Napoléon trouva le roman dans son berceau; ce roman commence à Vanina, tuée par Sampietro, son mari[72]. Le baron de Neuhof, ou le roi Théodore, avait paru sur tous les rivages, demandant des secours à l'Angleterre, au pape, au Grand Turc, au bey de Tunis, après s'être fait couronner roi des Corses, qui ne savaient à qui se donner[73]. Voltaire en rit. Les deux Paoli, Hyacinthe et surtout Pascal, avaient rempli l'Europe du bruit de leur nom. Buttafuoco[74] pria J.-J. Rousseau d'être le législateur de la Corse[75]; le philosophe de Genève songeait à s'établir dans la patrie de celui qui, en dérangeant les Alpes, emporta Genève sous son bras. «Il est encore en Europe, écrivait Rousseau, un pays capable de législation; c'est l'île de Corse. La valeur et la constance avec laquelle ce brave peuple a su recouvrer et défendre sa liberté mériteraient bien que quelque homme sage lui apprît à la conserver. J'ai quelque pressentiment qu'un jour cette petite île étonnera l'Europe[76]

Nourri au milieu de la Corse, Bonaparte fut élevé à cette école primaire des révolutions; il ne nous apporta pas à son début le calme ou les passions du jeune âge, mais un esprit déjà empreint des passions politiques. Ceci change l'idée qu'on s'est formée de Napoléon.

Quand un homme est devenu fameux, on lui compose des antécédents: les enfants prédestinés, selon les biographes, sont fougueux, tapageurs, indomptables; ils apprennent tout, ou n'apprennent rien; le plus souvent aussi ce sont des enfants tristes, qui ne partagent point les jeux de leurs compagnons, qui rêvent à l'écart et sont déjà poursuivis du nom qui les menace. Voilà qu'un enthousiaste a déterré des billets extrêmement communs (sans doute italiens) de Napoléon à ses grands parents; il nous faut avaler ces puériles âneries. Les pronostics de notre futurition sont vains; nous sommes ce que nous font les circonstances; qu'un enfant soit gai ou triste, silencieux ou bruyant, qu'il montre ou ne montre pas des aptitudes au travail, nul augure à en tirer. Arrêtez un écolier à seize ans; tout intelligent que vous le fassiez, cet enfant prodige, fixé à trois lustres, restera un imbécile; l'enfant manque même de la plus belle des grâces, le sourire: il rit, et ne sourit pas.

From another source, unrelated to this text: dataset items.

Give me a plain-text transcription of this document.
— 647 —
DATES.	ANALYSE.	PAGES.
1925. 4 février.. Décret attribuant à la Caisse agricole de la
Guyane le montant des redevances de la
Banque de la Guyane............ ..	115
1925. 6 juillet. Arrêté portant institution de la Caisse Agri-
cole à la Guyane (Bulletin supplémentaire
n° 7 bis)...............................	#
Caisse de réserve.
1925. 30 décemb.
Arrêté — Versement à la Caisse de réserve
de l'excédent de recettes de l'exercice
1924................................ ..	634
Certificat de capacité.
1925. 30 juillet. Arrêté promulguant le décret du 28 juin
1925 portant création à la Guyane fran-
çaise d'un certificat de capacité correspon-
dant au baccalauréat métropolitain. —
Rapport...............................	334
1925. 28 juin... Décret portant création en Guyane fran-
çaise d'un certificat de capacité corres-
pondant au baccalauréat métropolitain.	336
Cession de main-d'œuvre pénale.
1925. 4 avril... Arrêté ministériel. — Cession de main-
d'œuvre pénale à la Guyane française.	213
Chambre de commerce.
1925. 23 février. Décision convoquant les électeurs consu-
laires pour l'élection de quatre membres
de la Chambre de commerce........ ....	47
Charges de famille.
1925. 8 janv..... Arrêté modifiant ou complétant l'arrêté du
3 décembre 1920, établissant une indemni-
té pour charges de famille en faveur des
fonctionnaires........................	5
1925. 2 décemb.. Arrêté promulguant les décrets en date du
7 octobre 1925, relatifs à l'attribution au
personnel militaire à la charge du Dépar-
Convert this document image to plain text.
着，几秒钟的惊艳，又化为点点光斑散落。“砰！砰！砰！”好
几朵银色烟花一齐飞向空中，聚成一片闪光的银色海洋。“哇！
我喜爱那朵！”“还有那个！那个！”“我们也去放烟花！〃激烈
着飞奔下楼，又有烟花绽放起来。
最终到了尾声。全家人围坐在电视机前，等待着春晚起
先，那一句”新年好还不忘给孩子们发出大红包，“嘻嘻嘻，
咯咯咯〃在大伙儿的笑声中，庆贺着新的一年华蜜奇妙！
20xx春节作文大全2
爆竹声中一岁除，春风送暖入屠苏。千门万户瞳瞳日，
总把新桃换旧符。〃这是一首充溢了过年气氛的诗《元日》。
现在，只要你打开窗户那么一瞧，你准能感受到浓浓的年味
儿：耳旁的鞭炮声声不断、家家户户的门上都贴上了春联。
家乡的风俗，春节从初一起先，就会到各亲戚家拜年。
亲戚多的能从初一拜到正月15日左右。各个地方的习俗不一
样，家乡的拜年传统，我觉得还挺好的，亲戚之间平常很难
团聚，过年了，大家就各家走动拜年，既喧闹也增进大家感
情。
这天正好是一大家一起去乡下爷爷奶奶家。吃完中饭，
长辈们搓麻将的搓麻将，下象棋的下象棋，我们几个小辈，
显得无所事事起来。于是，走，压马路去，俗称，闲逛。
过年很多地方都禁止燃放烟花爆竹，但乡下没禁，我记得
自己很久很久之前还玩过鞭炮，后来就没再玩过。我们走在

Napoléon était donc un petit garçon ni plus ni moins distingué que ses émules: «Je n'étais, dit-il, qu'un enfant obstiné et curieux.» Il aimait les renoncules et il mangeait des cerises avec mademoiselle Colombier. Quand il quitta la maison paternelle, il ne savait que l'italien; son ignorance de la langue de Turenne était presque complète. Comme le maréchal de Saxe Allemand, Bonaparte Italien ne mettait pas un mot d'orthographe; Henri IV, Louis XIV et le maréchal de Richelieu, moins excusables, n'étaient guère plus corrects. C'est visiblement pour cacher la négligence de son instruction que Napoléon a rendu son écriture indéchiffrable. Sorti de la Corse à neuf ans, il ne revit son île que huit ans après. À l'école de Brienne, il n'avait rien d'extraordinaire ni dans sa manière d'étudier, ni dans son extérieur. Ses camarades le plaisantaient sur son nom de Napoléon et sur son pays; il disait à son camarade Bourrienne: «Je ferai à tes Français tout le mal que je pourrai.» Dans un compte rendu au roi, en 1784, M. de Kéralio affirme que le jeune Bonaparte serait un excellent marin; la phrase est suspecte, car ce compte rendu n'a été retrouvé que quand Napoléon inspectait la flottille de Boulogne.[77]

Sorti de Brienne le 14 octobre 1784[78], Bonaparte passa à l'École militaire de Paris[79]. La liste civile payait sa pension; il s'affligeait d'être boursier. Cette pension lui fut conservée, témoin ce modèle de reçu trouvé dans le carton Fesch (carton de M. Libri):

«Je soussigné reconnais avoir reçu de M. Biercourt la somme de 200 provenant de la pension que le roi m'a accordée sur les fonds de l'École militaire en qualité d'ancien cadet de l'école de Paris.»